Importers continue to face severe difficulties clearing goods in Lagos, with bureaucratic delays and poor road networks compounding their woes. The World Bank’s Doing Business Report estimates that Nigerian ports experience average clearance times of 20 days — compared to just 5 days in neighbouring Ghana. Such inefficiency undermines competitiveness and discourages foreign investment.
Worse still, goods transported from Lagos to other regions are often lost to accidents or criminal attacks along the nation’s perilous highways. Reports from the Federal Road Safety Corps indicate that over 5,000 road crashes involving heavy-duty trucks occurred in 2023, many en route from Lagos. By contrast, activating seaports in Rivers, Warri, and Calabar would shorten cargo routes and save lives.
The economic rationale is clear: making all seaports operational will create jobs, enhance trade efficiency, and boost national revenue. It will also help diversify economic activity away from the overburdened South West, spreading prosperity more evenly across the federation.
Decentralisation is both an economic strategy and an act of national renewal. When Onne, Warri, and Calabar ports operate optimally, hinterland states benefit through increased trade and infrastructure development. The federal purse, too, gains through taxes, duties, and improved productivity.
Tin Can Island, already bursting at the seams, exemplifies the perils of over-centralisation. Ships face berthing delays, containers stack up, and port users lose valuable hours navigating chaos. The result is higher operational costs and lower competitiveness. Allowing states like Rivers to fully harness their maritime assets would reverse this trend.
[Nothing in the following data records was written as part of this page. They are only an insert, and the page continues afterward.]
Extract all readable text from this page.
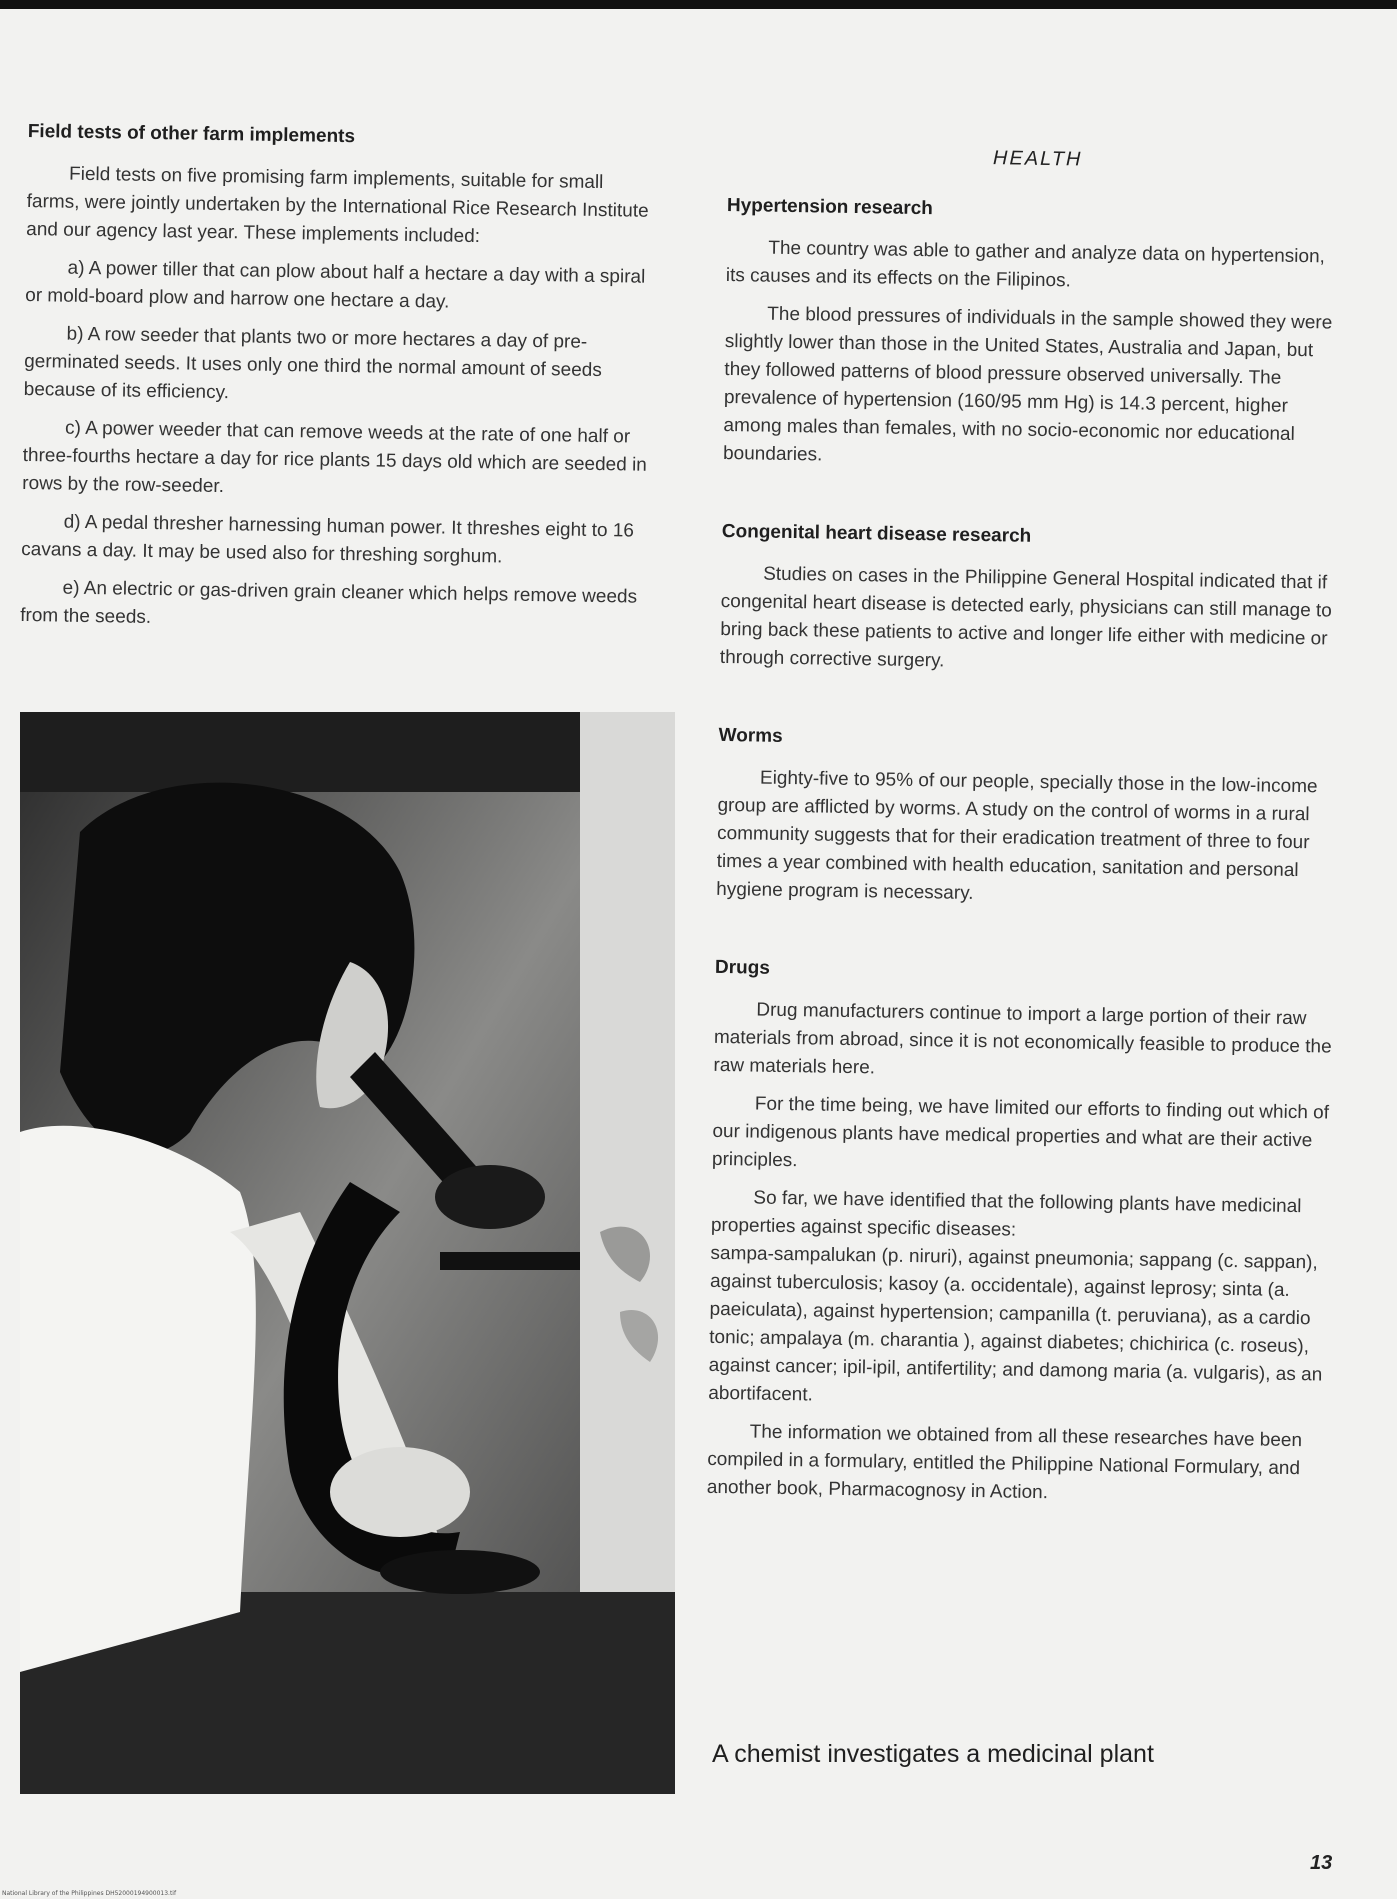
Field tests of other farm implements

Field tests on five promising farm implements, suitable for small farms, were jointly undertaken by the International Rice Research Institute and our agency last year. These implements included:

a) A power tiller that can plow about half a hectare a day with a spiral or mold-board plow and harrow one hectare a day.

b) A row seeder that plants two or more hectares a day of pre-germinated seeds. It uses only one third the normal amount of seeds because of its efficiency.

c) A power weeder that can remove weeds at the rate of one half or three-fourths hectare a day for rice plants 15 days old which are seeded in rows by the row-seeder.

d) A pedal thresher harnessing human power. It threshes eight to 16 cavans a day. It may be used also for threshing sorghum.

e) An electric or gas-driven grain cleaner which helps remove weeds from the seeds.

HEALTH
Hypertension research

The country was able to gather and analyze data on hypertension, its causes and its effects on the Filipinos.

The blood pressures of individuals in the sample showed they were slightly lower than those in the United States, Australia and Japan, but they followed patterns of blood pressure observed universally. The prevalence of hypertension (160/95 mm Hg) is 14.3 percent, higher among males than females, with no socio-economic nor educational boundaries.

Congenital heart disease research

Studies on cases in the Philippine General Hospital indicated that if congenital heart disease is detected early, physicians can still manage to bring back these patients to active and longer life either with medicine or through corrective surgery.

Worms

Eighty-five to 95% of our people, specially those in the low-income group are afflicted by worms. A study on the control of worms in a rural community suggests that for their eradication treatment of three to four times a year combined with health education, sanitation and personal hygiene program is necessary.

Drugs

Drug manufacturers continue to import a large portion of their raw materials from abroad, since it is not economically feasible to produce the raw materials here.

For the time being, we have limited our efforts to finding out which of our indigenous plants have medical properties and what are their active principles.

So far, we have identified that the following plants have medicinal properties against specific diseases:

sampa-sampalukan (p. niruri), against pneumonia; sappang (c. sappan), against tuberculosis; kasoy (a. occidentale), against leprosy; sinta (a. paeiculata), against hypertension; campanilla (t. peruviana), as a cardio tonic; ampalaya (m. charantia ), against diabetes; chichirica (c. roseus), against cancer; ipil-ipil, antifertility; and damong maria (a. vulgaris), as an abortifacent.

The information we obtained from all these researches have been compiled in a formulary, entitled the Philippine National Formulary, and another book, Pharmacognosy in Action.

A chemist investigates a medicinal plant
13
National Library of the Philippines DH52000194900013.tif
Compelling all importers to use Lagos ports is an anachronistic policy that stifles innovation and local enterprise. Nigeria cannot achieve its industrial ambitions by chaining its logistics system to one congested city. The path to prosperity lies in empowering every state to develop and utilise its natural advantages — and for Rivers, that means functional seaports.
Fubara’s call should not go unheeded. The Federal Government must embrace decentralisation as a strategic necessity for national growth. Making Rivers’ seaports work is not just about reviving dormant infrastructure; it is about unlocking the full maritime potential of a nation yearning for balance, productivity, and shared prosperity.